One such real world action for instance is setting your heating to come on automatically once a certain outside temperature has been reached. The recipes are endless and only curbed by the amount of devices that are connected to the IOT.
So, if Oticon had ear level sensors that monitored vitals, coupled with an accelerometer that could tell when someone has fallen, they could set the hearing aids to trigger a real time call for help. More than that, they could continuously monitor vital signs for health or fitness tracking triggering weekly reports to be sent to anyone who should have access. This technology could put us in the centre of primary care.
Aside from the medical uses of such technology, I believe there is a strong argument for recreational use. The people we are seeing are quite different from the people we used to see. They tend to be far more active, healthy and determined to enjoy life. They are more likely to exercise be that cycling or running for enjoyment. So activity tracking is also of interest and of value to them. I think that the evolution of what we call hearing aids to the concept of wearables can make our products more attractive. The diversity of the function of these types of devices would radically change the perception of value.
You probably thought it was bunkum
How many of you reading this went to an Oticon launch over the summer and thought that it had no bearing on your patients?

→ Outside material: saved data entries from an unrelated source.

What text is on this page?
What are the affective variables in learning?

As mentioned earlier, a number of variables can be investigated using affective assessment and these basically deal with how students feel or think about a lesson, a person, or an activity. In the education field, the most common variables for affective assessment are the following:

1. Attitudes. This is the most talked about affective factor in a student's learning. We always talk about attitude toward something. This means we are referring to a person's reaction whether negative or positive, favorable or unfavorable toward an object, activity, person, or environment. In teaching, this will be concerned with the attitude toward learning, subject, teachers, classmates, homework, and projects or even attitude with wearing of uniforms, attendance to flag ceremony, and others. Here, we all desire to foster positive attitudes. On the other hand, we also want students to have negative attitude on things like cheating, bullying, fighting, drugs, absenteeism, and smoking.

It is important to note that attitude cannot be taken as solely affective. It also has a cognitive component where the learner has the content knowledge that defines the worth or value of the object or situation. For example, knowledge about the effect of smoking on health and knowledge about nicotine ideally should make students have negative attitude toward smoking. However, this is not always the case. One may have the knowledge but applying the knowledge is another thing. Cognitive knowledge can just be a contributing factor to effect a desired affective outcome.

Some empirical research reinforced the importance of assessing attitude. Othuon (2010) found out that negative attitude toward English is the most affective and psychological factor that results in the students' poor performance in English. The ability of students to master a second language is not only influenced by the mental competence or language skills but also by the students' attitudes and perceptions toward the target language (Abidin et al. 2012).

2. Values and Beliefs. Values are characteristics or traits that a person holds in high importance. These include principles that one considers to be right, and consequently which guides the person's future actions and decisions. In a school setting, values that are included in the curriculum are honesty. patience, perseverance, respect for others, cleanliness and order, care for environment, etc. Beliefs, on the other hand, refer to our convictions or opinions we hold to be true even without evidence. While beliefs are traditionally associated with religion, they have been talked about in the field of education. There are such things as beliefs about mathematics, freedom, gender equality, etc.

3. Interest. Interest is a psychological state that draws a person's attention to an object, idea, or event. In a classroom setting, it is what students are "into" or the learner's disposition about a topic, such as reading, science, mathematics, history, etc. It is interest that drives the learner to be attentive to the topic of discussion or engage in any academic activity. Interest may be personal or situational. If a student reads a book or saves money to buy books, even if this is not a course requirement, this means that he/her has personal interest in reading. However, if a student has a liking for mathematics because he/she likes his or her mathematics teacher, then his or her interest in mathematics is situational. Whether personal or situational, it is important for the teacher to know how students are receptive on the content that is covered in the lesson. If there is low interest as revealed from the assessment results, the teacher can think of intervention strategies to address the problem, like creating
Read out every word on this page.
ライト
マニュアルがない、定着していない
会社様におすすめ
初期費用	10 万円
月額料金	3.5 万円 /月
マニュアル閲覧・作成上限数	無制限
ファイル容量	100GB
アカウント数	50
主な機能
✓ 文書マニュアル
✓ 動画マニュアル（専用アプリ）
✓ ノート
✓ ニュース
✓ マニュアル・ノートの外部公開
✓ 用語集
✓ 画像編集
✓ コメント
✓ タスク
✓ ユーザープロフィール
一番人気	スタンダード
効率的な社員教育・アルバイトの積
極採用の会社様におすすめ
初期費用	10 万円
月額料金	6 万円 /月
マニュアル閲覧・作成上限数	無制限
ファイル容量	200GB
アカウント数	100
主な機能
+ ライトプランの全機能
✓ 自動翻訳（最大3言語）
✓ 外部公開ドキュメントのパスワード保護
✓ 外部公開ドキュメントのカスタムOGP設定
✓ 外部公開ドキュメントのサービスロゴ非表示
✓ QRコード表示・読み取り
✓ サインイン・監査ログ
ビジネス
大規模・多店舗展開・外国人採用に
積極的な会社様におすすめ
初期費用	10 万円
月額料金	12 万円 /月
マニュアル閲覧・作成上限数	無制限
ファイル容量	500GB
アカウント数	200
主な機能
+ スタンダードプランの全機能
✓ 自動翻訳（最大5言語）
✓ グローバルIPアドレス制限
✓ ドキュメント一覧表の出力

How many of you thought “sure my customers won’t be interested in this”? That, ladies and gentlemen, is called cognitive bias, just because you are a Luddite who is afraid of technology doesn’t mean that there are not opportunities for this technology within our market.
Just like smartphones, Skype, Facebook and Facetime, this technology will become accepted and expected within our target demographic. The key is that we should be adopting it and driving it. Otherwise someone else will and there won’t be any lunch left.